The dialogues on various places are witty and organic, lingering luxuriously on tiny, telling details — the fluttering of a curtain, the thundering of her heart in her chest and my personal favourite metaphor of all, the “girl with hair the colour of moonlight on wheat.” This description of something as simple as haircolour evokes a sensual, starry dusk-like image in the readers’ minds foreshadowing the elements of fantasy in the novel.
And while Every Heart A Doorway works beautifully as a fantasy fiction novel, there’s much more to it than that. It’s a brilliant critique of gender and cultural stereotypes and the “labels” people are identified with — the character of Kade comes across as a typical, good-looking boy in the book which might serve as a potential hero to the protagonist; Jack and Jill seem to be the perfect identical twins; Nancy serves to be the shy, reserved protagonist who saves the day — yet Mc.Guire very skillfully and subtly proves every assumption of the reader wrong by breaking every stereotype.
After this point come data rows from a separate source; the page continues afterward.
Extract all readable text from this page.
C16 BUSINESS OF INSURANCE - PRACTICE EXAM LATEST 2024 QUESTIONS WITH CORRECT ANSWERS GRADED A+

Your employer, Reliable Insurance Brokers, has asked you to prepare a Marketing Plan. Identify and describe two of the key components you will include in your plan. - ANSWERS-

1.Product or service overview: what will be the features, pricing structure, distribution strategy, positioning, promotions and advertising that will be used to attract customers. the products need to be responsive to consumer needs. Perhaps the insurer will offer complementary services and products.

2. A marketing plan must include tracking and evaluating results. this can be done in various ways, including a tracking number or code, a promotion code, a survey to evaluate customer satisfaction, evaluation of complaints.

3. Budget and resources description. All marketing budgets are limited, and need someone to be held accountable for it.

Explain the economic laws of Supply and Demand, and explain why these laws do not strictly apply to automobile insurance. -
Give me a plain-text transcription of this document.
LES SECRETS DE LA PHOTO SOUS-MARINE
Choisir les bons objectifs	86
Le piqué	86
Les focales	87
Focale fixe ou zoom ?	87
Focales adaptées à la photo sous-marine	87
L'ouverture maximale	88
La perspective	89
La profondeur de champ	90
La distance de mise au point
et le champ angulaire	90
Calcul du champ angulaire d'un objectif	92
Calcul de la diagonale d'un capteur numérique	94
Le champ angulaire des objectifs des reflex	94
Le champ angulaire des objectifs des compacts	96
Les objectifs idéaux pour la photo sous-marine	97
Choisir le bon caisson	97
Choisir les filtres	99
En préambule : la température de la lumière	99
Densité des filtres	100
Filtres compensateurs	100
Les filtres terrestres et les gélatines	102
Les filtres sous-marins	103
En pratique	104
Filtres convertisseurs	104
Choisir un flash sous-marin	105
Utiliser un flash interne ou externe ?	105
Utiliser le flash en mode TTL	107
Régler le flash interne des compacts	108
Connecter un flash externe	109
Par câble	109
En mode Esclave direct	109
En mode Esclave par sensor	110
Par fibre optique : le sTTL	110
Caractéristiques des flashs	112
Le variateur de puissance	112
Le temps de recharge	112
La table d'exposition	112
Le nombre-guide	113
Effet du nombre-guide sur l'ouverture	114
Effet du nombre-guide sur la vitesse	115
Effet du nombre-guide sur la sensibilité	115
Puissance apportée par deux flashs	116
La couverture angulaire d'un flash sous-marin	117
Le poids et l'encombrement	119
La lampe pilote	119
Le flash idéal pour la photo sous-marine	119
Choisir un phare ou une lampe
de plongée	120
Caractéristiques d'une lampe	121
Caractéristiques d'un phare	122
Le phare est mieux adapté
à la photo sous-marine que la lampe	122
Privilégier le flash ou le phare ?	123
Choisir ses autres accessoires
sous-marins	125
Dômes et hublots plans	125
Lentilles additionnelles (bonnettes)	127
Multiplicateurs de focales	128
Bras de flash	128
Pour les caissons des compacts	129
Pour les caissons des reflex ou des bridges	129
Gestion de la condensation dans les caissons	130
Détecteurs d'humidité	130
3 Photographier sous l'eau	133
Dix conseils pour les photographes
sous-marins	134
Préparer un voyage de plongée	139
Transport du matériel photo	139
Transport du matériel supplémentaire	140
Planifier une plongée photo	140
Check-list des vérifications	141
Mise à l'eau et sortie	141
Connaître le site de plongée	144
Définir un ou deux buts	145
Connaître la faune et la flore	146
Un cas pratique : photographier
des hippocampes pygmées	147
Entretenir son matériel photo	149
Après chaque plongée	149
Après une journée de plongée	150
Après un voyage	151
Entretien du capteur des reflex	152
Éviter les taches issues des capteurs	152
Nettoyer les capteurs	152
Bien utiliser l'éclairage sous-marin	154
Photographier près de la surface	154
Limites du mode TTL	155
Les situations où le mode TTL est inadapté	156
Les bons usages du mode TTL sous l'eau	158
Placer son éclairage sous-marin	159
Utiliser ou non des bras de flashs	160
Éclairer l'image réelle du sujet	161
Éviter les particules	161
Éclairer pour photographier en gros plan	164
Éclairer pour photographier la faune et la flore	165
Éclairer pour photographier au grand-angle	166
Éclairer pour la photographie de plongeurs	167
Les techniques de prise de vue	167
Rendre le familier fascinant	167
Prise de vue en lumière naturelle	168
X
“Ever watch a pair of perfectionists try to decide which of their identical children is the ‘smart one’ versus the ‘pretty one’? Jill got to be the smart one, with expectations and standards she was supposed to live up to. I was the pretty one.” Jack’s smile was quick, lopsided, and wry. “If we both asked for Lego, she got scientists and dinosaurs, and I got a flower shop. If we both asked for shoes, she got sneakers, and I got ballet flats. My hair was easier to brush and one day when we were toddlers Jill’s hair got stuck in the brush and bam, the roles were set. We couldn’t get away from them.”
I love a book with good, diverse characters. However, I feel like a lot of authors just feature an Asian character, a black or a gay character to fulfill the “diversity quota” for books, without giving any thought or development to those characters. Nevertheless, in this book, it felt like the author did justice to the diversity element. Kade was a transgender, and his character became much more interesting because of this, as it formed his experience in the world he went to – it created meaning for his story arc. Nancy was an asexual and the author also took care in outlining the difference between being asexual and aromantic. Jack and Jill went to worlds which demanded them to be who they wanted to be, rather than the roles that they had been confined to, in the real world. Where Jack was ‘supposed’ to be the pretty one in the real world, she got to be the brainy scientist in her magical world. I felt like this was the entire premise of the story: to love and be loved; to accept others the way they are and find a place where you truly “belong.”
“For us, places we went were home. We didn’t care if they were good or evil or neutral or what. We cared about the fact that for the first time, we didn’t have to pretend to be something we weren’t. We just got to be. That made all the difference in the world.”
Seanan Mc.Guire exhibits an admirable restraint throughout the novel, never giving in to tired clichés or overwrought scenarios. Reading this book brought back all my childhood desires, making me want to go to Hogwarts, Narnia and the Land of Oz. It is a stunning, audacious book with a refreshing take on fiction fantasy, combining both sweet and dark elements. Coupled with atmospheric imagery, well-developed characters and mystic world-building – this novella should be a must-read for everyone!